About the Client
The client is one of India’s largest e-commerce platforms, with almost 40% of the market share, and over 100 billion registered users. They offer a huge category of retail and payment services, delivering seamless experiences to both sellers and customers on the portal.
The client’s annual calendar features a week-long mega sale, with offers and discounts on products across all categories. To make sure that the customers can get the best out of the sale days and every purchase is delivered without a hitch, their e-commerce portal needs to be available 24×7, with all systems working exactly as expected.
The goal for Qapitol QA was to perform Scaled Performance Testing, to ensure that the client’s systems can handle the huge volume of queries during the sales days. The focus was on:
- Identifying the maximum load the system can handle at any given time
- Implement solutions to help the client systems handle increasing queries on the fly
- Checking query response times and working to bring that down to a minimum
The Qapitol QA team crafted a performance testing solution that focused on understanding the client’s current systems, test across a set of realistic scenarios to identify system vulnerabilities and create the necessary solutions to ensure robust performance.
Phase 1 – Planning & Preparation
The Qapitol QA team invested time in understanding the client’s current system capabilities and create a roadmap for performance testing and improvement.

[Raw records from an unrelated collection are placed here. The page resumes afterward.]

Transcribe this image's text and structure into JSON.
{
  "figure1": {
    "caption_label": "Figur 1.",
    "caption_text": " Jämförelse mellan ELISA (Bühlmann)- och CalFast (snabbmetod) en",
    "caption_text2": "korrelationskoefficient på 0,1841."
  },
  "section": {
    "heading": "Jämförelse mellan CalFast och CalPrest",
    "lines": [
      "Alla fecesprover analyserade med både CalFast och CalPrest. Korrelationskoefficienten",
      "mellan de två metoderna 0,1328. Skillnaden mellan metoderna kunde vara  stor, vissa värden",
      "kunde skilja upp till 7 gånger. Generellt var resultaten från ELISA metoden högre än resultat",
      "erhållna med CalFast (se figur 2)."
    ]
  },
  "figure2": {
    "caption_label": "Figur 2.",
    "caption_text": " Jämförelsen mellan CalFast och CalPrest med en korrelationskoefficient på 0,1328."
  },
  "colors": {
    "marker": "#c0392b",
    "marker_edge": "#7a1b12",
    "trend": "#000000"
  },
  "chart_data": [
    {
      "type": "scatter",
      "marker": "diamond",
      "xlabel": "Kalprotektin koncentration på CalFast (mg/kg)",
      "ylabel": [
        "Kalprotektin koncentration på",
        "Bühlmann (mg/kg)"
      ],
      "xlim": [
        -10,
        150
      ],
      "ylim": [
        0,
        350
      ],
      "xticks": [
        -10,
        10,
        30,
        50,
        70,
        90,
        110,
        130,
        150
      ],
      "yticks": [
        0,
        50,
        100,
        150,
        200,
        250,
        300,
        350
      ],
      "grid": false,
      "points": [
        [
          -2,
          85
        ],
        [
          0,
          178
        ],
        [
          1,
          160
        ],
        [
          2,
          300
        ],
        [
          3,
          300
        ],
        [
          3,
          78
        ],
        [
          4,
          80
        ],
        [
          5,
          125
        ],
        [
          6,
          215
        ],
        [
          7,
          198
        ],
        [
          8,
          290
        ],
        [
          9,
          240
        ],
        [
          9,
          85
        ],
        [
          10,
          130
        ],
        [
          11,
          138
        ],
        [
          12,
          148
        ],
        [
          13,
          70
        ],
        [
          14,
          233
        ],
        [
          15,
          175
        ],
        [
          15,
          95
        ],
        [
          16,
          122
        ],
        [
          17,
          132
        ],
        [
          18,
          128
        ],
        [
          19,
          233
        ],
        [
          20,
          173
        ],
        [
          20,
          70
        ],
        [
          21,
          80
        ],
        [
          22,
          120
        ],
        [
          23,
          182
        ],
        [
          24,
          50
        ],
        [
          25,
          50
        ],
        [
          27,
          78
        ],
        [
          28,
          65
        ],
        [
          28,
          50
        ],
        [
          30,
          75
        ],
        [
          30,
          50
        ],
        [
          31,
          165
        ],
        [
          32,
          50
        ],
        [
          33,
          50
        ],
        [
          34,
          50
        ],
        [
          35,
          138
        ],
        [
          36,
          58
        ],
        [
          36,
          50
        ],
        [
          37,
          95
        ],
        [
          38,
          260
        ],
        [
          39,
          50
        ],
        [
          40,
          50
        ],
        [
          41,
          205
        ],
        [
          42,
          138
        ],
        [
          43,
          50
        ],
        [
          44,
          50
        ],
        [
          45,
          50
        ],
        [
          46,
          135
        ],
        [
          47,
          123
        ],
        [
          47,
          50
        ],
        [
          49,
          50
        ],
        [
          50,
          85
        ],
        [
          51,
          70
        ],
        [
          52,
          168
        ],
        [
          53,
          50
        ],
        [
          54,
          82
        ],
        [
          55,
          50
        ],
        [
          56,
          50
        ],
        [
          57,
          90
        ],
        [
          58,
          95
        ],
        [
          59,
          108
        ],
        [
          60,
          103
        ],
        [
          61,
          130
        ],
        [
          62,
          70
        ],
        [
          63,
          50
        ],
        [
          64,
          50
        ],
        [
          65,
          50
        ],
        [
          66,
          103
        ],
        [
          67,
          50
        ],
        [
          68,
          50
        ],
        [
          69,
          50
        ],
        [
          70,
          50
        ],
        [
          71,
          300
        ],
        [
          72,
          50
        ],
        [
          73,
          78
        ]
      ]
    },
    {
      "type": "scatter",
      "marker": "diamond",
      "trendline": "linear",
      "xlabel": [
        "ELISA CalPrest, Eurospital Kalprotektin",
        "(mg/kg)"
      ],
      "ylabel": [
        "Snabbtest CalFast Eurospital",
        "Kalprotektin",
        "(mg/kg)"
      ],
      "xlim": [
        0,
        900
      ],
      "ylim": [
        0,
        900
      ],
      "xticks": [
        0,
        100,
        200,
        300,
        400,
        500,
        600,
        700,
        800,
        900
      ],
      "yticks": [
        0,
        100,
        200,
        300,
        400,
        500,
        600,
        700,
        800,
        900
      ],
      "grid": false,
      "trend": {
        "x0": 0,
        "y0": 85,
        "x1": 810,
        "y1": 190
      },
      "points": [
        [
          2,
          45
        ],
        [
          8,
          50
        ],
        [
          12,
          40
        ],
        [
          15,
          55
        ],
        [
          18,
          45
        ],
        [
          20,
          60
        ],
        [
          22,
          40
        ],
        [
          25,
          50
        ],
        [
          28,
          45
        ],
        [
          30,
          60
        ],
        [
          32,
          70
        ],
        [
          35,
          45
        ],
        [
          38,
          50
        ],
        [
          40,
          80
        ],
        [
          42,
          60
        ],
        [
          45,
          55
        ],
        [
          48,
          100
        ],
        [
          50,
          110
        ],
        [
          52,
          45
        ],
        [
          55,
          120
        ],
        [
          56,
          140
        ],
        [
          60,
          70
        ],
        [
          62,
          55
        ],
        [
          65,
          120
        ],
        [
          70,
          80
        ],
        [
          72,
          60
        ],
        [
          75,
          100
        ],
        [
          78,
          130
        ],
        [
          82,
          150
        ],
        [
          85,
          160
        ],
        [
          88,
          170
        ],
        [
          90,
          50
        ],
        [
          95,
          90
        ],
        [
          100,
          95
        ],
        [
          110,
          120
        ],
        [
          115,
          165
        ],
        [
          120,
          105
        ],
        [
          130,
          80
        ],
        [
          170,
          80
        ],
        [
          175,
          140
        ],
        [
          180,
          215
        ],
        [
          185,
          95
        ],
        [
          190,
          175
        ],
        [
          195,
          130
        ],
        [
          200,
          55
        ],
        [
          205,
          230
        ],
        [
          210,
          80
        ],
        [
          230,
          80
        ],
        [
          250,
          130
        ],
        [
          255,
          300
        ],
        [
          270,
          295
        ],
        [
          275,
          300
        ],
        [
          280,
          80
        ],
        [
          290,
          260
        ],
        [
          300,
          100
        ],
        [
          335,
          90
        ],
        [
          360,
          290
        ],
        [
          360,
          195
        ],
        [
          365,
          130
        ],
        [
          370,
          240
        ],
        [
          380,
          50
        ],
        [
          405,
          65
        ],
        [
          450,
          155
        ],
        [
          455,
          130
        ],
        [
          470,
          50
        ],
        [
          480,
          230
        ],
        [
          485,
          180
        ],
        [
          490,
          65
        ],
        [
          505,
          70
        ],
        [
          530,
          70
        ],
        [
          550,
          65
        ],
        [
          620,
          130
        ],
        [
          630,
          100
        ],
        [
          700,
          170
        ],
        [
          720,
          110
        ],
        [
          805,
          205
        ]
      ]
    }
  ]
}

Key tasks achieved during this phase were:
- Requirement gathering
- Have each of the teams – orders, payments, logistics, etc. – benchmark their system performance
- Identifying which systems are the most likely to be affected and overwhelmed by an increase in traffic
- Identify the kind of test data required and how to create or access that
The core testing solution involved using a combination of Locust load testing solution and Qapitol QA’s proprietary framework to test the system performance.
- Locust was used to execute automated scripts that simulate a given number of hits to the client’s e-commerce platform per second
- The scripts also simulated a realistic break-up of these hits on different systems. For example – 5 lakh users surfing, 2 lakh adding products to the cart and 1 lakh making payments
- Post simulated order placements, the Qapitol QA proprietary framework monitors downstream systems – warehouse, fulfillment, logistics, vendor management, etc – to understand performance and existing resource utilization
- When server utilization on any system exceeds pre-set limits, the framework is designed to spin up new systems to handle the extra load and direct users across these systems via load balancers
Three business-critical scenarios that were incorporated into the test cases, to make them as close to the platform’s real usage as possible:
- The client had different post-order workflows for different product categories. So the test scripts were designed to accurately reflect the user split between different product categories
- Simulating the processing of a single order containing product products from multiple different categories, to test different workflows activated with a single order
- Simulating changes to the carts after order placement
All of these scenarios brought in better test coverage for the client, allowing them to identify a wider range of possible challenges and prepare for them.
Phase 2 – Execution
With the plan in place, the execution stage involved:
- Writing the required test scripts for Locust and running them by the Qapitol QA proprietary framework
- Conduct a wide range of tests:
- Load tests: Test the system with 200 queries per second and steadily increase it to 350-400 queries per second, over the course of an hour, to identify system breakpoints
- Spike tests: Check and monitor rise in CPU usage with a sudden spike of users on the platform – 12 lakh users at any given time
- Volume tests: Check and monitor system response to a large number of users using the platform over a period of time – 10 lakh users using the site for over 30 minutes
A key imperative at this point was to conduct all tests on the production environment, to make sure they are verifying realistic operations and site usage. So all queries generated by test scripts had flags “perf-test = true” to distinguish them from actual user queries, and were directed to a test database.
Phase 3 – Results & Analytics
As the test scripts started to deliver results, the Qapitol QA team focused on analyzing:
- How the systems behave as the load increases in different scenarios
- The spawning of new servers on the fly, by the proprietary framework, once server utilization for any system crossed 90%
- Monitor if the response times for all systems are within acceptable criteria
- Analyze and fix code to improve response times when necessary.
With Qapitol QA’s testing solution in place, the client was able to ensure largely uninterrupted performance across all systems throughout the high-traffic sale days.
- The e-commerce platforms could handle 1 lakh users at any given time
- Response times were maintained between 2-5 seconds for all systems
- A set of highly representative and realistic test scenarios was developed which could be scaled to meet similar testing needs in the future.